El veto del General Naranjo a la serie de televisión “El Cartel” parece completar el cuadro que va configurando en Colombia el delito de opinión, propio de los Estados policivos. Equiparado el opositor al indeseable o al terrorista disfrazado, será fácil perseguir al escritor Alfredo Molano por apartarse de la ideología oficial y hacer crítica social. O producir desde Palacio un manual para periodistas que “sugerirá” acoger la noción de dios y patria de un Estado cada día más confesional. O convertir   a los 200 mil vigilantes privados en “cooperantes” de los organismos de inteligencia, con la misión de sapear a los vecinos, con fundamento o sin él, pero en la patriótica divisa de la seguridad democrática. Versión de derecha de los ominosos Comités de Defensa de la Revolución Cubana, hoy incrustados también en Venezuela. Red de espionaje a la ciudadanía que aumentará el temor a hablar, a discrepar, a confesar simpatías por opciones distintas del uribismo.

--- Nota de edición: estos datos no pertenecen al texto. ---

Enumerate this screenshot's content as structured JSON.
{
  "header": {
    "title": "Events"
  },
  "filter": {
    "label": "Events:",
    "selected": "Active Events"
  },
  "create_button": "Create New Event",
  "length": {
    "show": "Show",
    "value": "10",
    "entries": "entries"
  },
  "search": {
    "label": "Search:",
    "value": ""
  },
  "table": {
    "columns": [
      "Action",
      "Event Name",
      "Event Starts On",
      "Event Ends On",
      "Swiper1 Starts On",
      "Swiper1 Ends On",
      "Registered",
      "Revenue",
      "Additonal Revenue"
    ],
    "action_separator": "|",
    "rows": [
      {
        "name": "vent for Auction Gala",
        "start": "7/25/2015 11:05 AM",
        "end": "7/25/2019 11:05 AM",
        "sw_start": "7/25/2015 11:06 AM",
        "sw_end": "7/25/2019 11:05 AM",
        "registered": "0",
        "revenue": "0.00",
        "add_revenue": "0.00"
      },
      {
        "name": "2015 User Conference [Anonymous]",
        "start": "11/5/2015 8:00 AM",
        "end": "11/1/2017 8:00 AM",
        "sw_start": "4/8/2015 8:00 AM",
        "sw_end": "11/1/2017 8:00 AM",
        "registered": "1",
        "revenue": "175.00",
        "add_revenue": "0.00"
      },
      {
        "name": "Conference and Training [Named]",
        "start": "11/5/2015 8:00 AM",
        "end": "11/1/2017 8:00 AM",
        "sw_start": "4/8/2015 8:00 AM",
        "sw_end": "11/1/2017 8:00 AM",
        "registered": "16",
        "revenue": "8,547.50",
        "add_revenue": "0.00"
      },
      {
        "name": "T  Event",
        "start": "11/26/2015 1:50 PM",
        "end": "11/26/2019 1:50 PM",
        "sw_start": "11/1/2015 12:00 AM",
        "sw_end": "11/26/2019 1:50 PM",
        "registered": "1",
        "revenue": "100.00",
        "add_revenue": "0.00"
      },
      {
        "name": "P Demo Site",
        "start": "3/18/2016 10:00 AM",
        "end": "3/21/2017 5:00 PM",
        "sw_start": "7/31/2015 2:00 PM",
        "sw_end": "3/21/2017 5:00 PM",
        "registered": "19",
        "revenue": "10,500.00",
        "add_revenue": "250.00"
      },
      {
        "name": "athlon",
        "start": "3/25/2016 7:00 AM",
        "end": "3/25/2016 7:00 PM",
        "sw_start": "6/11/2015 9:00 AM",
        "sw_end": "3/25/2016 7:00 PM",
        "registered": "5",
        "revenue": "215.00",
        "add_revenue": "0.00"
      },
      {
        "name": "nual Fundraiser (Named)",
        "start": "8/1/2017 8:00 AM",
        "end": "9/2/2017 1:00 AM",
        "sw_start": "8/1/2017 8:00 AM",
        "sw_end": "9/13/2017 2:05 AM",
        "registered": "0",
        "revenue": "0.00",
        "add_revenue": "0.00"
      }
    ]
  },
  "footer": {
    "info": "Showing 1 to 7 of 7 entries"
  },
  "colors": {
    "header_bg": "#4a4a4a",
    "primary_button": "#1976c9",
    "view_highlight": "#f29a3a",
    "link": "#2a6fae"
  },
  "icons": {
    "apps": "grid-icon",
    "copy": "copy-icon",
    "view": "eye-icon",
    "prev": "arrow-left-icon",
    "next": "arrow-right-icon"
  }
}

Y ahora el jefe de la Policía, hombre probo, se muestra indignado porque un drama sobre narcotraficantes dizque confunde ficción con realidad, distorsiona la verdad, ridiculiza al Estado y sus instituciones, convierte en villanos a los héroes que enfrentaron a los asesinos, exalta a la delincuencia y confunde a la audiencia al subordinar los valores democráticos a los antivalores delictivos. Como responsable de la seguridad y la convivencia –declara-, rechaza interpretaciones que no distingan entre policías buenos y malos. Considera del caso que la ley impida desfigurar “los principios y valores que deben movilizar a nuestra sociedad”.

Como a cualquier espectador, al General Naranjo le asiste el derecho de opinar sobre esta obra dramática del arte escénico. Otros reaccionarán en contrario o por caminos inesperados, efecto plural que es virtud de la función social del arte. Pero no puede el funcionario imponerle al artista una verdad oficial. Ni la moral consagrada por el Príncipe, tan socorrida de déspotas y sátrapas en la premodernidad. Mandones de duro puño que reencarnan en cada místico de la política, de la religión o de la guerra revestido de un aura divina para ejercer la vigilancia dogmática de la sociedad.

Se debate el General en la falsa dicotomía entre ficción y realidad. Pero todo artista parte de la realidad, y la re-crea a su manera. Convierte su arbitraria interpretación de las cosas en símbolo, en metáfora, en modo único de condensarlas. Que “El Cartel” deforma la historia, es posible. Guardadas proporciones, no se le reprochan a Shakespeare las inexactitudes históricas de sus tragedias. Ni a “Casablanca”, obra excelsa del cine, el que metiera nazis en un Marruecos que no los tuvo. No ha de juzgarse si la obra de arte retrata o no la realidad, si dice o no la verdad, si es buena o mala, sublime o perniciosa. El criterio será si la obra resulta verosímil, si llena la cota de calidad que la inscribe en el territorio del arte.

Estética y moral pertenecen a esferas distintas. El arte no tiene por qué ser edificante, como la vida de los santos y los héroes. De hecho, puede ridiculizarlos, y entonces resultará peligroso para los guardianes del orden. Mas, a su vez, podrá educar el criterio en la diversidad de interpretaciones que ofrece, refinar la perceptividad, echar al vuelo la imaginación. El arte, si lo es, es crítico, arbitrario, heterodoxo. Confronta al espectador con sus propios valores y experiencias, suscita mil sentimientos y posturas. Libera. Y convida al pluralismo. Pluralismo y tolerancia, demonios de censores siempre prestos a conjurar desde la fe la opinión libre. Condenar una obra dramática es como quemar un libro. Y allí donde queman libros, dice Heine, acaban quemando hombres.